Pour moi, l’endormissement correspond à deux phénomènes, deux idées que je souhaite partager.
- Le premier phénomène, c’est que l’endormissement est un état de pur abandon, dans lequel on est en vulnérabilité totale. En effet, quand on est éveillé, on a nos barrières bien relevées, nos boucliers ajustés, le monde extérieur peut nous agresser, nous avons de quoi répondre. Nous sommes en état de veille, au sens guerrier du terme. Quand nous sommes profondément endormis, ces boucliers du réel ont été remplacés par une autre chape protectrice, celle du sommeil profond : nous sommes aveugles et sourds au sollicitations, et il faut de l’insistance pour que nous nous réveillions, péniblement, et lentement. Mais entre ces deux moments de protection, celui de la journée avec ses boucliers qui reflètent le soleil, celui de la nuit avec son couvercle de lune, il y a le crépuscule : l’endormissement. Le moment où, peu à peu détendus, nous baissons nos barrières. C’est un glissement insensible, certains ont une ultime détente des nerfs, un sursaut, qui signale la baisse des boucliers. Pendant quelques minutes, nous sommes totalement vulnérables. Pour preuve : tous ceux qui, sous prétexte d’une bonne blague, nous surprennent à ce moment-là. Qu’ils puissent tous rôtir en enfer, pour la peur pure qu’ils nous infligent. Attaquer quelqu’un pendant son endormissement, c’est criminel, c’est dangereux, c’est le reflet d’une méchanceté telle qu’elle ne peut être que le produit d’un manque d’imagination.
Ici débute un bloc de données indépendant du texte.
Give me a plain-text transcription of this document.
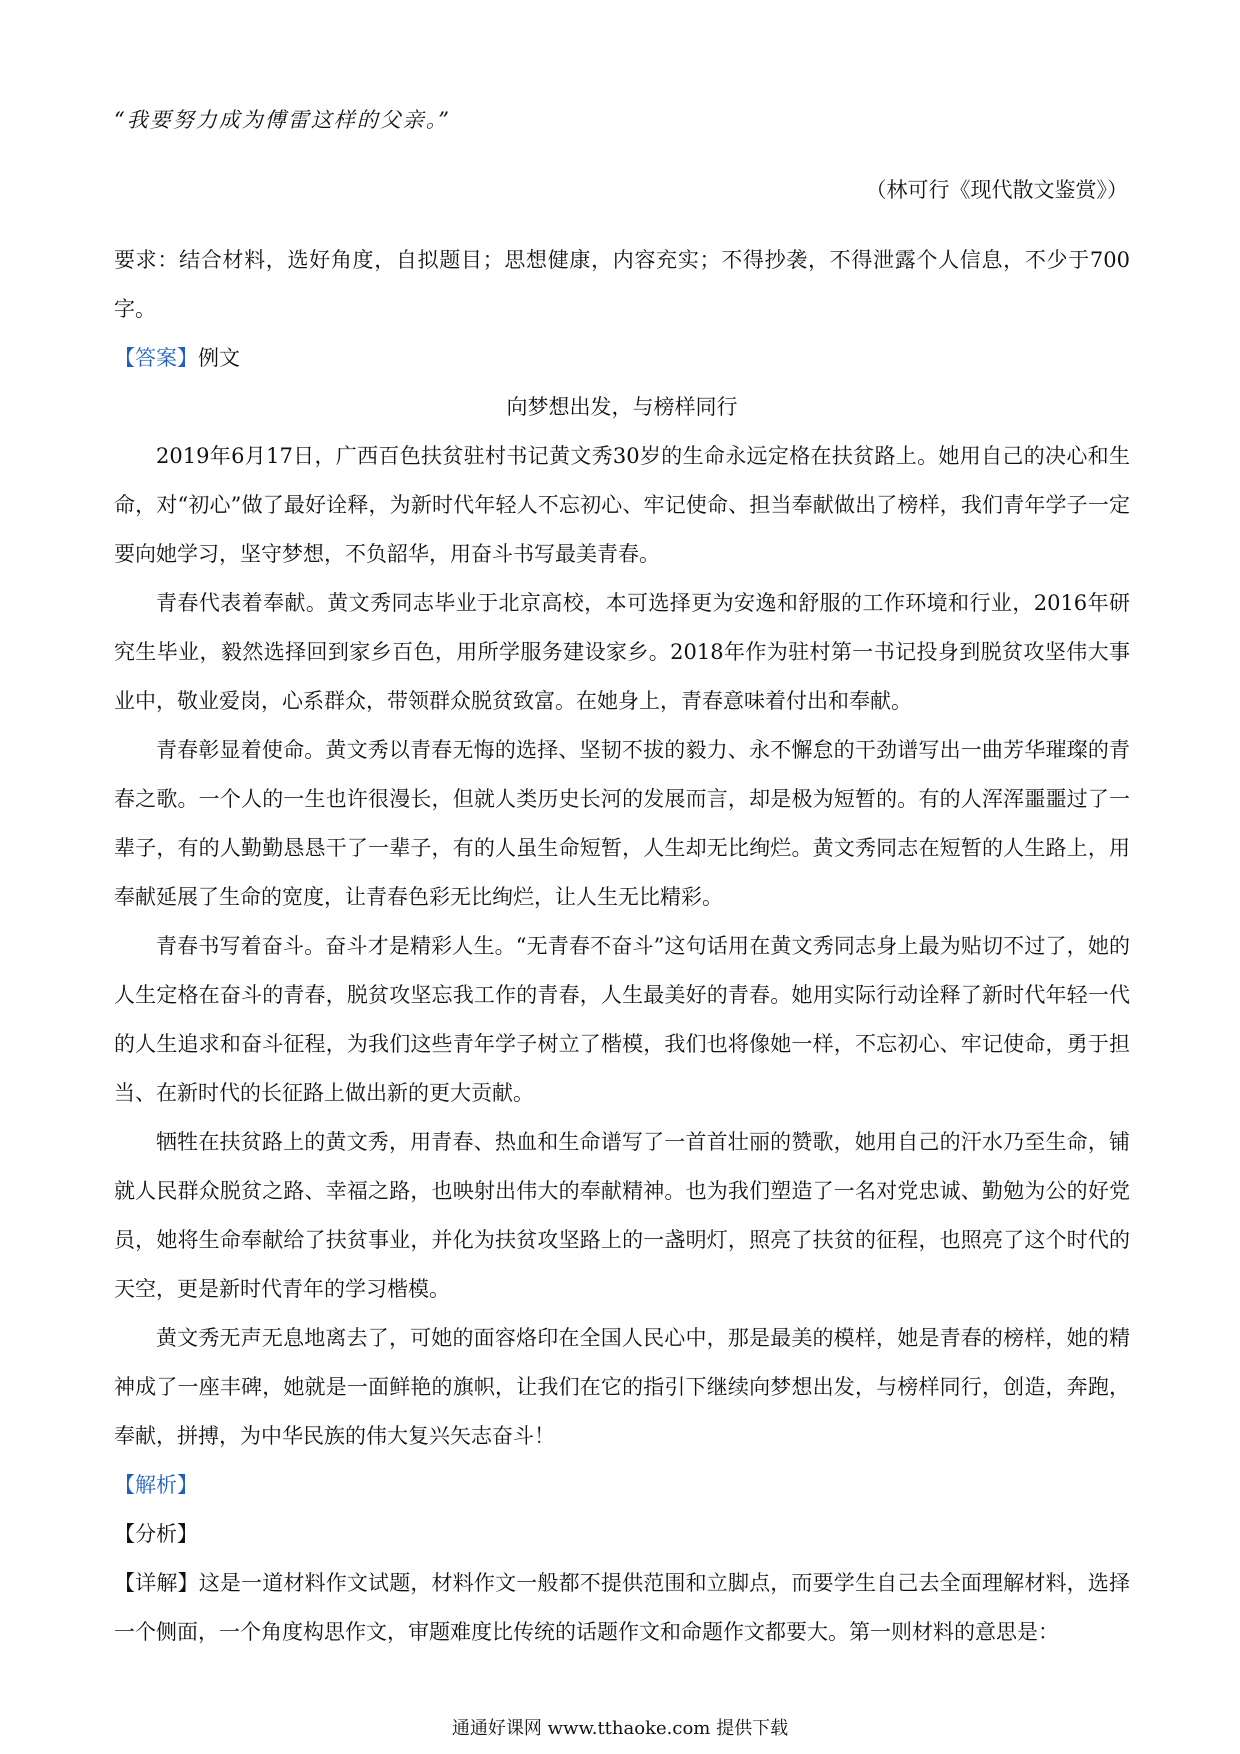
“我要努力成为傅雷这样的父亲。”

（林可行《现代散文鉴赏》）

要求：结合材料，选好角度，自拟题目；思想健康，内容充实；不得抄袭，不得泄露个人信息，不少于700字。

【答案】例文

向梦想出发，与榜样同行

2019年6月17日，广西百色扶贫驻村书记黄文秀30岁的生命永远定格在扶贫路上。她用自己的决心和生命，对“初心”做了最好诠释，为新时代年轻人不忘初心、牢记使命、担当奉献做出了榜样，我们青年学子一定要向她学习，坚守梦想，不负韶华，用奋斗书写最美青春。

青春代表着奉献。黄文秀同志毕业于北京高校，本可选择更为安逸和舒服的工作环境和行业，2016年研究生毕业，毅然选择回到家乡百色，用所学服务建设家乡。2018年作为驻村第一书记投身到脱贫攻坚伟大事业中，敬业爱岗，心系群众，带领群众脱贫致富。在她身上，青春意味着付出和奉献。

青春彰显着使命。黄文秀以青春无悔的选择、坚韧不拔的毅力、永不懈怠的干劲谱写出一曲芳华璀璨的青春之歌。一个人的一生也许很漫长，但就人类历史长河的发展而言，却是极为短暂的。有的人浑浑噩噩过了一辈子，有的人勤勤恳恳干了一辈子，有的人虽生命短暂，人生却无比绚烂。黄文秀同志在短暂的人生路上，用奉献延展了生命的宽度，让青春色彩无比绚烂，让人生无比精彩。

青春书写着奋斗。奋斗才是精彩人生。“无青春不奋斗”这句话用在黄文秀同志身上最为贴切不过了，她的人生定格在奋斗的青春，脱贫攻坚忘我工作的青春，人生最美好的青春。她用实际行动诠释了新时代年轻一代的人生追求和奋斗征程，为我们这些青年学子树立了楷模，我们也将像她一样，不忘初心、牢记使命，勇于担当、在新时代的长征路上做出新的更大贡献。

牺牲在扶贫路上的黄文秀，用青春、热血和生命谱写了一首首壮丽的赞歌，她用自己的汗水乃至生命，铺就人民群众脱贫之路、幸福之路，也映射出伟大的奉献精神。也为我们塑造了一名对党忠诚、勤勉为公的好党员，她将生命奉献给了扶贫事业，并化为扶贫攻坚路上的一盏明灯，照亮了扶贫的征程，也照亮了这个时代的天空，更是新时代青年的学习楷模。

黄文秀无声无息地离去了，可她的面容烙印在全国人民心中，那是最美的模样，她是青春的榜样，她的精神成了一座丰碑，她就是一面鲜艳的旗帜，让我们在它的指引下继续向梦想出发，与榜样同行，创造，奔跑，奉献，拼搏，为中华民族的伟大复兴矢志奋斗！

【解析】

【分析】

【详解】这是一道材料作文试题，材料作文一般都不提供范围和立脚点，而要学生自己去全面理解材料，选择一个侧面，一个角度构思作文，审题难度比传统的话题作文和命题作文都要大。第一则材料的意思是：

通通好课网 www.tthaoke.com 提供下载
- Le deuxième phénomène, c’est l’esprit en roue libre. On se couche à deux, on se détend, on papote, et puis, peu à peu, l’endormissement surgit. Mais le cerveau continue la conversation, avec ses propres termes, dans notre tête. Et il m’arrive souvent de répondre à voix haute, en fonction de mon cinéma intérieur. Cela donne des choses du genre : (conversation normale) « tu sais, je pense que… » « ah oui, je suis d’accord, d’ailleurs ça me rappelle… » puis (endormissement progressif) puis silence (cerveau en roue libre) et soudain « Non parce que les lapins, ils vont manger des nouilles ! » ‘Quoi, qu’est-ce que tu dis ?! » « Mmrrfff, euh non, rien, excuse… » puis (endormissement progressif) puis silence (cerveau en roue libre) et soudain « Je ne peux pas enlever mes nageoires, merde ! » « Euh, ça va ? » « Moui, moui, pardon… » (endormissement définitif).